To have a “seat at the table” with Biden, that promised “Being the most union-friendly president you’ve ever seen” has already paid off for the UAW, according to Gamble. The long-time union leader said he was in regular contact with members of the administration and had attended at least two meetings with Biden.
The last meeting with Biden in late February included executives from several automakers, including Teslas Musk and Ford engine CEO Jim Farley. Gamble described the conversation as “a very good open, honest, transparent discussion about American automobile manufacturing”.
UAW President Rory Gamble speaks during a press conference with the U.S. Department of Justice about an agreement with the union on a federal corruption investigation in Detroit on December 14, 2020.
Michael Wayland / CNBC
“This open door policy is a boon to us,” said Gamble, adding that the UAW did not do this under former President Donald Trump.
Gamble said the union had received increased interest from workers in organizing during the union Coronavirus pandemic When Detroit automakers implemented Covid-19 safety protocols and paid vacation that others weren’t getting.
“We gave them the best possible help, but we also told them you had to think about joining the union,” he said. “That’s what it’s about. It’s not just about paying fees. It’s about protecting your standard of living and, in some cases, like now, protecting your life.”

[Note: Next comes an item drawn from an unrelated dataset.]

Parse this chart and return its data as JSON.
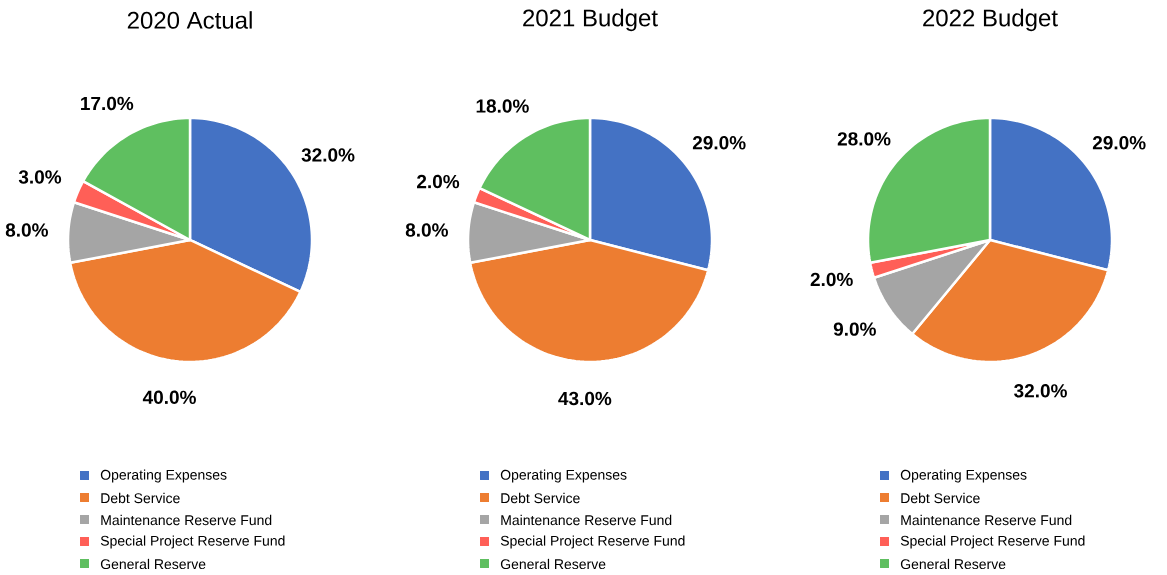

The UAW is also fighting for work in its current companies, particularly in a US joint venture for battery production between General Motors and LG Energy Solution.
The joint venture known as Ultium Cells has announced $ 4.6 billion build two new plants and create 2,400 jobs in Tennessee and Ohio.
If they were unionized, which isn’t guaranteed because it’s a joint venture, those jobs under the UAW’s current contract would pay less than those at the automaker’s U.S. assembly plants. In comparison to conventional assembly work, the batteries are considered to be components or suppliers.
Gamble said he doesn’t believe the union has any legal recourse, but it “can instill in them their moral obligation to see that these new workers are treated fairly”. He added that the money GM is using to build the new facilities will come from vehicles that were largely manufactured by its UAW members.
GM CEO Mary Barra, at the announcement of the joint venture in December 2019, said it was “up to the workforce” to decide whether to unionize. She said the work will follow her “component strategy,” which traditionally pays about half to $ 10 less than the UAW’s highest hourly assembly wages of more than $ 32 an hour.
However, gambling may not be around to guide the union’s planned organizing efforts.
The 65-year-old leader, whose term ends in June 2022, is considering retirement after leading the union through “a very dark chapter” in its history.
Gamble was pressured to run the union in the middle of a company federal corruption investigation in the UAW Late 2019. The probe that was Voted for the union in Decemberresulted in the convictions of 15 people, including two former UAW presidents, three Fiat Chrysler executives and a former GM board member who was a union leader.
“I’m reviewing my options right now. But my biggest concern isn’t personal, it’s more about the organization and what’s best for the organization,” he said. “I will probably make a decision about what the future will look like shortly.”